Giannina Sandrin, 83 anni, ha deciso di chiudere
il locale diventato una sorta di museo
SAN STINO. Giannina Sandrin ha 83 anni, vive e lavora a Sette Sorelle. È una nostalgica di Benito Mussolini e ha trasformato il suo bar in una sorta di Museo del fascismo, meta di nostalgici del regime. Ieri ha annunciato la chiusura dell’attività, che avverrà quanto prima.
«Non ce la faccio più a pagare tutte queste tasse», dice l’arzilla signora, «e il clima attuale è quello che è. Poi, con i tempi che corrono, beh, uno come lui (e lo fa indicando un busto del duce), risolverebbe davvero tanti problemi». Nel suo esercizio di fronte alla chiesa di Sette Sorelle, Mussolini è riprodotto in tutte le maniere: di profilo, a cavallo, su un quadro.
Si vede anche un accostamento tra la foto del duce e quella di Papa Francesco, in buona compagnia dei predecessori Ratzinger, Luciani e Wojtyla. «Mi piacciono i papi, sono religiosa» commenta.

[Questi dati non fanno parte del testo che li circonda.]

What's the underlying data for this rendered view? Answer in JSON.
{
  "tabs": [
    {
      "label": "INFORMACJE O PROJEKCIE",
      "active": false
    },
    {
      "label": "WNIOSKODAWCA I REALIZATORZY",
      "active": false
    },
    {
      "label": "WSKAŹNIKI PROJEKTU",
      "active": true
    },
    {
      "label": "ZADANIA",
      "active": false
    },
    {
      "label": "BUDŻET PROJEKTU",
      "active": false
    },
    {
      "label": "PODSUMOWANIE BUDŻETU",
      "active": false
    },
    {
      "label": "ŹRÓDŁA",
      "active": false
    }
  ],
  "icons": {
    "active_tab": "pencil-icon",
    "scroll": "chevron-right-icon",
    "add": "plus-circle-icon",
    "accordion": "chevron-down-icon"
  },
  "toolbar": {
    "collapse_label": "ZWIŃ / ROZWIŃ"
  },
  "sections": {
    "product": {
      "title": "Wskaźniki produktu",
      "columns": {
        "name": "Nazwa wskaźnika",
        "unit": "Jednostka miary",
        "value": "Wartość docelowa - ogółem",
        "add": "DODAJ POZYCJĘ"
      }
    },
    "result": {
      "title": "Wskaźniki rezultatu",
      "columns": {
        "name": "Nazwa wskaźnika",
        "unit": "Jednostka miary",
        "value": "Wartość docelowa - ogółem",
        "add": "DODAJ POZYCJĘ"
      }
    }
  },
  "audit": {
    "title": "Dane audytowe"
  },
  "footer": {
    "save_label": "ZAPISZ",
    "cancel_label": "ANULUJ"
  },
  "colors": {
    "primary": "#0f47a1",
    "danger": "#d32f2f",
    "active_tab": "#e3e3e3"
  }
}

Poi mostra orgogliosa le bandiere storiche, conservate in uno scatolone. C’è quella dell’80° anniversario della Marcia su Roma («Mio padre Enea ha partecipato a quella Marcia, ed è tornato con una pergamena e la firma di Italo Balbo». Poi quasi nasconde quella dello strappo di Fiuggi, la bandiera di Alleanza Nazionale.
«Meglio non ricordare», dice. Giannina Sandrin mostra le bustine da zucchero che riproducono il volto del duce e la bandiera della Repubblica Sociale Italiana. «Queste cose qui non si vendono, occorre andare a Predappio». Giannina Sandrin, con i suoi 83 anni, è una donna minuta e determinata. «Qui a Sette Sorelle non avevamo niente» commenta «La bonifica l’ha fatta Mussolini, così come ha fatto costruire la scuola, accanto alla chiesa». Dalla storia alla delusione di questi tempi. «Sono tempi grami» commenta «io non ce la faccio più con tutte queste tasse. Basta, ho deciso. Chiudo i battenti. Non ce la faccio. Io lavoro dietro al bancone da quando avevo 12 anni».
Lucida i busti della buonanima nel suo bar.
«Ci sono persone che giungono da molto lontano solo per farsi fotografare». E forse per farsi raccontare qualcosa da quella memoria storica. Giannina ha resistito, fino a questo momento. Ora è costretta a gettare la spugna. (r.p.)